A.) EMOM x 7min. (both in the same min.)
7 Pull-Ups
3 Hang Power Snatch @50%

immediately into;

B.) EMOM x 7min. (both in the same min.)
7 Burpees
3 Hang Power Cleans @50%

Rest 5min. (Change your weights and keep some others close by in case you want to jump more)

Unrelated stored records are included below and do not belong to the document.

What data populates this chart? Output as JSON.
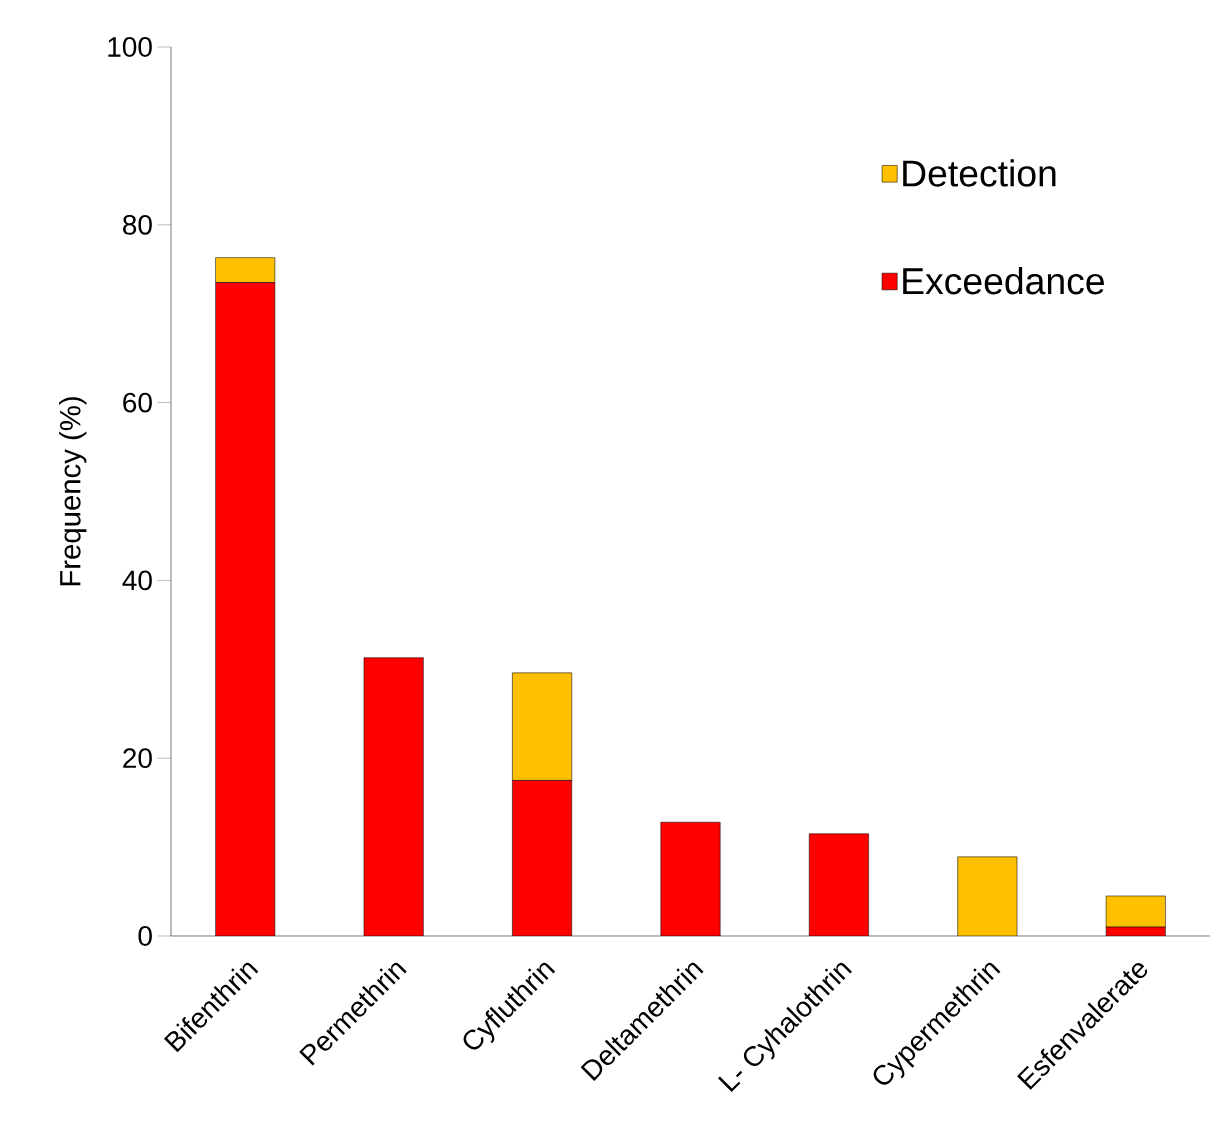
{
  "chart_data": {
    "type": "bar",
    "stacked": true,
    "ylabel": "Frequency (%)",
    "categories": [
      "Bifenthrin",
      "Permethrin",
      "Cyfluthrin",
      "Deltamethrin",
      "L- Cyhalothrin",
      "Cypermethrin",
      "Esfenvalerate"
    ],
    "series": [
      {
        "name": "Exceedance",
        "color": "#ff0000",
        "values": [
          73.5,
          31.3,
          17.5,
          12.8,
          11.5,
          0,
          1.0
        ]
      },
      {
        "name": "Detection",
        "color": "#ffc000",
        "values": [
          2.8,
          0,
          12.1,
          0,
          0,
          8.9,
          3.5
        ]
      }
    ],
    "ylim": [
      0,
      100
    ],
    "yticks": [
      0,
      20,
      40,
      60,
      80,
      100
    ],
    "grid": false,
    "legend": "top right"
  }
}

C.) EMOM x 7min. (both in the same min.)
7 Pull-Ups
3 Hang Power Snatch @60-65%

immediately into;

D.) EMOM x 7min. (both in the same min.)
7 Burpees
3 Hang Power Cleans @60-65%

*For RX you must finish all of the reps. I want the first section to be challenging but not terribly hard. Save that for the second round of EMOMs. You may also build at any time, but you are going to have to move fast to make that happen. I recommend trying to stick to the same weights. Score is your heaviest snatch and clean set combined.

 

Cool Down:

Row 500m nice and easy

2 min per side banded Lat. stretch (see picture)

 

Sweat:

A.) 20min. to finish…
50 Push Press 75/55lb. bar
40 Box Jumps 24/20
30 Alt. DB Snatches 45/30lb.
200m Run
10 Wall Climbs
200m Run
30 Alt. DB Snatches 45/30lb.
40 Box Jumps 24/20
50 Push Press 75/55

Rest 5min.

B.) 2 Rounds:
1min. Plank (with weight if possible)
1min. Russian Twist (bodyweight)
1min. Plank
1min. Bicycle Abs
1min. Rest
Ideally I don’t want anyone to actually finish part 1, but get really close. If you know you can finish then beef it up a little. (Heavier presses, higher box jumps, or heavier db snatch.)